А что ты Светку в шахматы играть обучаешь, я ей сказала. А меня она похвалила, что догадалась я: пошила ребятам лыжные костюмчики одинаковые. «Их, – говорит, – даже не отличишь, как братишки-двойняшки». А ещё знаешь, что она мне сказала? «Вот, – говорит, – как можно в человеке ошибаться. Росла ты на моих глазах, и учила я тебя четыре года, а какая ты есть на самом деле, не разглядела».

Подперев кулачками подбородок, Шура смотрела в спокойное, по привычке чуть прихмуренное лицо Павла.

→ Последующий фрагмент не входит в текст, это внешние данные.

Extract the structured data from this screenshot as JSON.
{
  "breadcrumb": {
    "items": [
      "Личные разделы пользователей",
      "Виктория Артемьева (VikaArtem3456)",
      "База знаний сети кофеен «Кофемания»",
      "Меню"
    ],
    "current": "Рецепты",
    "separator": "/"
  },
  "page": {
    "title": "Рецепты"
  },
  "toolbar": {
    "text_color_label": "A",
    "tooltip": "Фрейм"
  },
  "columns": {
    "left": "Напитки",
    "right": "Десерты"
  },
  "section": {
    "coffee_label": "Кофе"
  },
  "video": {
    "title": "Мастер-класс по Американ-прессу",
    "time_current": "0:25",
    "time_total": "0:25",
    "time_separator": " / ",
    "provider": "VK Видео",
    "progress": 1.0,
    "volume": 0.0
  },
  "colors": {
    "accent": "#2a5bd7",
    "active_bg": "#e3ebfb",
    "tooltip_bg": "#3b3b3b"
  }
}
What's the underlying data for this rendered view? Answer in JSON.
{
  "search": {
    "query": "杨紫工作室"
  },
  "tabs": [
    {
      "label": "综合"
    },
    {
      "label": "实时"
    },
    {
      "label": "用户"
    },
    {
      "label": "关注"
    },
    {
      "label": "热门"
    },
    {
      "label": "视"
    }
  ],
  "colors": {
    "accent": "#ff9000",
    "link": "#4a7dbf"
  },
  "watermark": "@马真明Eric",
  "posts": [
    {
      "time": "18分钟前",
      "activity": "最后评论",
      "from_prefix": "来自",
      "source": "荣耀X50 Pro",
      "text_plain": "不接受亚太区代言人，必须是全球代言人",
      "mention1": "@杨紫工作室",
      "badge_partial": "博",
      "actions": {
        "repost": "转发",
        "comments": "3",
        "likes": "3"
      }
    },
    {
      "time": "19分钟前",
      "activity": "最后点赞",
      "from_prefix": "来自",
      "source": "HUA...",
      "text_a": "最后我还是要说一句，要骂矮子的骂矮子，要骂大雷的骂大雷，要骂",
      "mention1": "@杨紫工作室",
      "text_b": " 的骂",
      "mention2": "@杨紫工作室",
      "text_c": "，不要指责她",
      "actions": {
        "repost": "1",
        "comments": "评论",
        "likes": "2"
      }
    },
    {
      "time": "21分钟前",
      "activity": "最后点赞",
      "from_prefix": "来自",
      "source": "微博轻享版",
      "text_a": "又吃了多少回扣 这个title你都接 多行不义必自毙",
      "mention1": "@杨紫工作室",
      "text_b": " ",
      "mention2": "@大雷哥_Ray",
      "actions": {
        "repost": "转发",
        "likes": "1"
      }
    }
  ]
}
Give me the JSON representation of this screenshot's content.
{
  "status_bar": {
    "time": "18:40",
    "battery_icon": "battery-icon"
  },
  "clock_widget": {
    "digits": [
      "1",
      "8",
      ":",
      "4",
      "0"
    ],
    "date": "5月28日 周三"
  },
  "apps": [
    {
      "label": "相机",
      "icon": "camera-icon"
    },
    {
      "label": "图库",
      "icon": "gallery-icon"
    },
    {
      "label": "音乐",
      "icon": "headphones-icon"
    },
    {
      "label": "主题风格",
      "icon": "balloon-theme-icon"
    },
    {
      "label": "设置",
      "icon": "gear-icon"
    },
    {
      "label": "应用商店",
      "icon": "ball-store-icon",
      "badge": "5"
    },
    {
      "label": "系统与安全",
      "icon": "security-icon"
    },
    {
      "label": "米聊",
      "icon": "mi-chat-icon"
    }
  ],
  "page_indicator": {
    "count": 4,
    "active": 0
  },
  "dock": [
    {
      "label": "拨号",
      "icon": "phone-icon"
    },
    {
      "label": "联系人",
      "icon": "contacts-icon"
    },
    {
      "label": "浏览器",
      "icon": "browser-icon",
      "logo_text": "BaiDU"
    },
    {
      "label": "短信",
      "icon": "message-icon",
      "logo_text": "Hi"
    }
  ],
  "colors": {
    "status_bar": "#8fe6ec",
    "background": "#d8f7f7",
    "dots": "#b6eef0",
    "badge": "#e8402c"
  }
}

– Вчера встретила Людмилу Яковлевну, хорошо она, ласково так со мной поговорила. «Знаете, – говорит, – Шура, я Свету в рисовальный кружок к Игорю Сергеевичу записала. Она хоть и мала ещё, но он посмотрел её рисунки и принял». А директор меня Александрой Николаевной взвеличал. – Шура фыркнула в ладошку. – Подёргал меня вот так за руку и говорит: «Ничего, Александра Николаевна, всё образуется. Мужу привет». Я глаза вытаращила, а он повернулся и пошёл.

* * *

К новогодней ёлке готовиться начали загодя, чтобы успеть побольше наделать игрушек. В лесу у Павла и ребят уже была облюбованная ёлочка – загляденье! Под самый потолок встанет она в зале, игрушек на неё пойдёт уйма. Если всё покупать, никаких денег не хватит, да к тому же свои-то игрушки намного интереснее.

Целые вечера у Олеванцевых толклись ребятишки: резали, клеили, красили, галдели, хохотали, ссорились и мирились. Часто забегала Людмила Яковлевна, приносила образцы новых игрушек. Хвалила и браковала готовую продукцию. Чаще других, нахмурив тонкие красивые брови, задерживала в руках Светланины самоделки. Рассмотрев, говорила строго, словно в классе на уроке:

– Вот посмотрите, дети, как Светлана сделала эту корзиночку и какими красками её раскрасила. Это очень красиво, правда? Ты, Света, покажешь ребятам, как нужно разрезать бумагу, чтобы получилась такая красивая корзиночка?

– Хорошо… – тихо отвечала Светка, залившись жарким смуглым румянцем. За последнее время лексикон её обогатился ещё пятью-шестью словами.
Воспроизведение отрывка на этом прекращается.